In a region where saving face is paramount, the 10-hour stay in Pyongyang, North Korea’s capital, was riddled with slights to the Japanese leader. When Mr. Koizumi, leader of the second largest economy in the world, arrived in Pyongyang, only a midlevel Foreign Ministry official was at the airport to greet him. There was no banquet. Mr. Koizumi ate a box lunch of rice balls an aide brought from Tokyo.

*****

On Saturday, North Korea’s news media did not mention the issue of the kidnappings. Instead, it dwelled on the fact that the leader of Japan traveled to North Korea bearing gifts. In the past, defectors have said, foreign food aid is portrayed by North Korean officials as “tribute” to their militarily powerful nation.

Shenzhen


Office Building Face in Shenzhen
March 3 2004
Shenzhen City, Guangdong Province, China


Construction visible from Shezhen University.
China has a reputation as being constantly under construction and from what I saw this is more visible in Shenzhen than anywhere else. Here we actually see five identical large buildings in a row in the same stage of construction.


Shenzhen University Dorm Room
Standing in the middle of the room is my friend Henry, who studied here at Ritsumeikan University in Japan for a year. This is the room he lived in before he studied abroad in Japan; he now lives in a much roomier room actually intended for foreign students, which he got into because he works part time for the international office.

Shekou


Hong Kong Ferry
March 3 2004
This odd looking boat is the ferry from Hong Kong to mainland China, Shenzhen city in Guangdong (Canton) province. It arrives in a place called ‘蛇口’ which is pronounced ‘Shekou‘ in Cantonese. In Japanese as jaguchi, and is the word for faucet but I have no idea if there is a relationship.

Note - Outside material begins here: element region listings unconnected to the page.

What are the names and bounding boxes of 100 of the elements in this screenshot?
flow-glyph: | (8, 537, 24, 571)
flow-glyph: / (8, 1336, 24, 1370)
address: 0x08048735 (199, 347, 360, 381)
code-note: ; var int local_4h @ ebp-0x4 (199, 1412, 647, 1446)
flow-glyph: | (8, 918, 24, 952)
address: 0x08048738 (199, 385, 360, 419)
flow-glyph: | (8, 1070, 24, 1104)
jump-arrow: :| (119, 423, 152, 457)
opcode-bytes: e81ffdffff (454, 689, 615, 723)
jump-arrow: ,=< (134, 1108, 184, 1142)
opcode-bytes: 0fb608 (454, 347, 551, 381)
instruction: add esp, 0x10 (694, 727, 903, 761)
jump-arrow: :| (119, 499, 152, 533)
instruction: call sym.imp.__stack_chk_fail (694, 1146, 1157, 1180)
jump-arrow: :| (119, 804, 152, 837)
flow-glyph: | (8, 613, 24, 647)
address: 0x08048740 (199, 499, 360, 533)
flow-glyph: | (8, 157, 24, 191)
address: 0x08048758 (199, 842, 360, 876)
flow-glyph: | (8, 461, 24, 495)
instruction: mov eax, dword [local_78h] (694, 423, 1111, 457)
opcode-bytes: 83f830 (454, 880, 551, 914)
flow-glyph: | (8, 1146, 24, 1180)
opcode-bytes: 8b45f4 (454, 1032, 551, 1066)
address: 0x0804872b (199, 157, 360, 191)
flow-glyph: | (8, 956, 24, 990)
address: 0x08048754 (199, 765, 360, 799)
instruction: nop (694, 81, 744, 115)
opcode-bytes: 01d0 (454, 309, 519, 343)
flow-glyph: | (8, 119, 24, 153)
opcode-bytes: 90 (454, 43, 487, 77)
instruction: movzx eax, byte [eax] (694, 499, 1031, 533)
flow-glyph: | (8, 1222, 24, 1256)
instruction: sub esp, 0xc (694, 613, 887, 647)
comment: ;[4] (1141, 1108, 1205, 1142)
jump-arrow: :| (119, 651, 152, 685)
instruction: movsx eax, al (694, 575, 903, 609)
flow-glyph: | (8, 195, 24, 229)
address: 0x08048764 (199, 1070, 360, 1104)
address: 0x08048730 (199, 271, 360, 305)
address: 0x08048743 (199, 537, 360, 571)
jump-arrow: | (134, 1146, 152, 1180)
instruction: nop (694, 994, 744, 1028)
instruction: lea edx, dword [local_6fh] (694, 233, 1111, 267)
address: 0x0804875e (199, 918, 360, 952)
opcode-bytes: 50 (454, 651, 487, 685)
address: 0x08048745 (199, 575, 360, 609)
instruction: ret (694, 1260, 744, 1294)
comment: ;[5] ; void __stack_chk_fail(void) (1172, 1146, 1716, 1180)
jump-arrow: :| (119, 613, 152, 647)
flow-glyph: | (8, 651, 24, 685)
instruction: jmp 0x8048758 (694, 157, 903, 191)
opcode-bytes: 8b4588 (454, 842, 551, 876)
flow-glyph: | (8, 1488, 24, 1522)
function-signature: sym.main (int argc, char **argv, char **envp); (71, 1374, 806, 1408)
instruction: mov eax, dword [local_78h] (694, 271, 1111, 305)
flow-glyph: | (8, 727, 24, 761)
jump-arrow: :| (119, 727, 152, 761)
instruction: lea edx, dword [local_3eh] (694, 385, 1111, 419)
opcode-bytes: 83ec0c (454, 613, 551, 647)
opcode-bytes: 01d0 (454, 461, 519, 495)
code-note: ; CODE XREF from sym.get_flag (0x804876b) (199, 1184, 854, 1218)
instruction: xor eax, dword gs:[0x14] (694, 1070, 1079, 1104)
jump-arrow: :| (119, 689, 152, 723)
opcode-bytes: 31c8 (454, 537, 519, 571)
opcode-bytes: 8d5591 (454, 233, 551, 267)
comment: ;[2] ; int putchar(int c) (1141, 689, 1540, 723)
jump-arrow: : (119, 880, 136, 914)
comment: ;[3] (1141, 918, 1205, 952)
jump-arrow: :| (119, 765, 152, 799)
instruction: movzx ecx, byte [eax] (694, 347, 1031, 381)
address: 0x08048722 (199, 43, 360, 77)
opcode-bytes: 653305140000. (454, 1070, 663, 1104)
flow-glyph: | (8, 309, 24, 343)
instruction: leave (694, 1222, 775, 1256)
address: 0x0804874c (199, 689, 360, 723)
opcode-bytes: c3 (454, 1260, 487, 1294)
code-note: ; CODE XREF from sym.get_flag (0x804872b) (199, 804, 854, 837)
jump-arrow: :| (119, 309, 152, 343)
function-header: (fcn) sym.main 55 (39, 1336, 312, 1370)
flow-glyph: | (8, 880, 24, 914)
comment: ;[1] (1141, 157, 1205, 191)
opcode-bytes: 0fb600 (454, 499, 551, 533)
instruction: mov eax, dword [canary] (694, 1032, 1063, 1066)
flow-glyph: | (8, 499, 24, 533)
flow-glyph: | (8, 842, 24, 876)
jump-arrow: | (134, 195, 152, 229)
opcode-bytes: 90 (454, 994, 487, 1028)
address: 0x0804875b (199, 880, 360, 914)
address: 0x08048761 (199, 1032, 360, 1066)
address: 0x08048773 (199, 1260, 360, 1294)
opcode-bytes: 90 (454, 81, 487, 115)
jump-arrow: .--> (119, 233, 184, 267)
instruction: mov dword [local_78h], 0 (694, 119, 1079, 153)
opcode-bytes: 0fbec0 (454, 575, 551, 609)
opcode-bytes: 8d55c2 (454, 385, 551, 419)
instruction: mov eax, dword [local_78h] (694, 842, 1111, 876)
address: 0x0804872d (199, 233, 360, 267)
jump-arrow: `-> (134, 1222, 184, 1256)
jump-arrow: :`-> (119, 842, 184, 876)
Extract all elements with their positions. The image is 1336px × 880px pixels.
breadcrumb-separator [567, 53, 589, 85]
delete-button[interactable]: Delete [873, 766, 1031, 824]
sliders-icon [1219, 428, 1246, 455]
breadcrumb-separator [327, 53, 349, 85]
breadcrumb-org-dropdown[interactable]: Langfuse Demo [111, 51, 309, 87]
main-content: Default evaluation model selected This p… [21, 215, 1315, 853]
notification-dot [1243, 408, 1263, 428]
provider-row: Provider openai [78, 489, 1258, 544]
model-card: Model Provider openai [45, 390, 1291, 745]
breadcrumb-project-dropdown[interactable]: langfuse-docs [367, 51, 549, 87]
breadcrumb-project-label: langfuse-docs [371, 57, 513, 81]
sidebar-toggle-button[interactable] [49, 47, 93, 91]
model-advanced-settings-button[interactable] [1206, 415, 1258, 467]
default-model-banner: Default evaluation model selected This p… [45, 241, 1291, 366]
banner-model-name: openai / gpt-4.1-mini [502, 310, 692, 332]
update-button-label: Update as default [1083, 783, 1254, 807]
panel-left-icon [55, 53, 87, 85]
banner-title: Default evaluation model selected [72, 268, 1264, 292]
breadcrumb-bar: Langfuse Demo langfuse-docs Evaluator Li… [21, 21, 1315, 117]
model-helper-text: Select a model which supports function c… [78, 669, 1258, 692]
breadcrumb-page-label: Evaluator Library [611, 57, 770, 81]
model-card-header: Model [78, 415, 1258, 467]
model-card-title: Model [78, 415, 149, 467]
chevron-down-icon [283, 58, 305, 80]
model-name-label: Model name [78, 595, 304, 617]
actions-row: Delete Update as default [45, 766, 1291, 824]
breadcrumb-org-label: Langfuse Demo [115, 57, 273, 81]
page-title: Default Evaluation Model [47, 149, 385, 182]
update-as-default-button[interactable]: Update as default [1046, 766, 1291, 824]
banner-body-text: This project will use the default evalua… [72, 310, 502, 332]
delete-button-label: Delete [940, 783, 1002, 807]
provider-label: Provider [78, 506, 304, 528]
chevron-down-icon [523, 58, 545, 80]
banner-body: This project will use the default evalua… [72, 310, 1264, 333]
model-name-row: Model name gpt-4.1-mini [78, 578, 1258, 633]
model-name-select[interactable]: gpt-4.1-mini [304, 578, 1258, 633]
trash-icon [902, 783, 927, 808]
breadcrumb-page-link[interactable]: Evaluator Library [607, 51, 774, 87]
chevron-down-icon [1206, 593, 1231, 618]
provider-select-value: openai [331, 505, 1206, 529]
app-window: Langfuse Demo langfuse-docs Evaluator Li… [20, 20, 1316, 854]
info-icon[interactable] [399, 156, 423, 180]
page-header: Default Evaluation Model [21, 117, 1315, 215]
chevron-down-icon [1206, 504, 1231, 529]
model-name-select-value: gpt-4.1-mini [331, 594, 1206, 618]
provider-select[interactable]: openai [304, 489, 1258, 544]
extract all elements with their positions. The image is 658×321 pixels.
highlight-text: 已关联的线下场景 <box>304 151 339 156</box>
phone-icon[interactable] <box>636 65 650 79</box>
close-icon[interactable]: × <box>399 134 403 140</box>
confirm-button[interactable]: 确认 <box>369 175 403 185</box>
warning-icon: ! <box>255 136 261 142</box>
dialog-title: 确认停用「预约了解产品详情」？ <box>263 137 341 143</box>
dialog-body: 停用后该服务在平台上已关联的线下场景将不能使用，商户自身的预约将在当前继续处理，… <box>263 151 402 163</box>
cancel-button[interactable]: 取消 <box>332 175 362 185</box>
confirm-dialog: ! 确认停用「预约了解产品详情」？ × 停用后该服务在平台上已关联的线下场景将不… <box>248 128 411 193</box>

Emmigration from Hong Kong, immigration to China, and the respective customs checks were trivial. They’re a lot more interested in keeping illegal immigrants out of Hong Kong than out of China. The ferry takes about 40 minutes and costs $105 Hong Kong dollars. HK$ are about 7.5 to a US dollar, so it really isn’t very expensive for an international trip, even at such a close distance.


Just on the outside of the ferry terminal was this stall selling fishing gear. Notice the double turtle-dragon creature on the counter, and the giant can of Carlsberg beer behind the counter.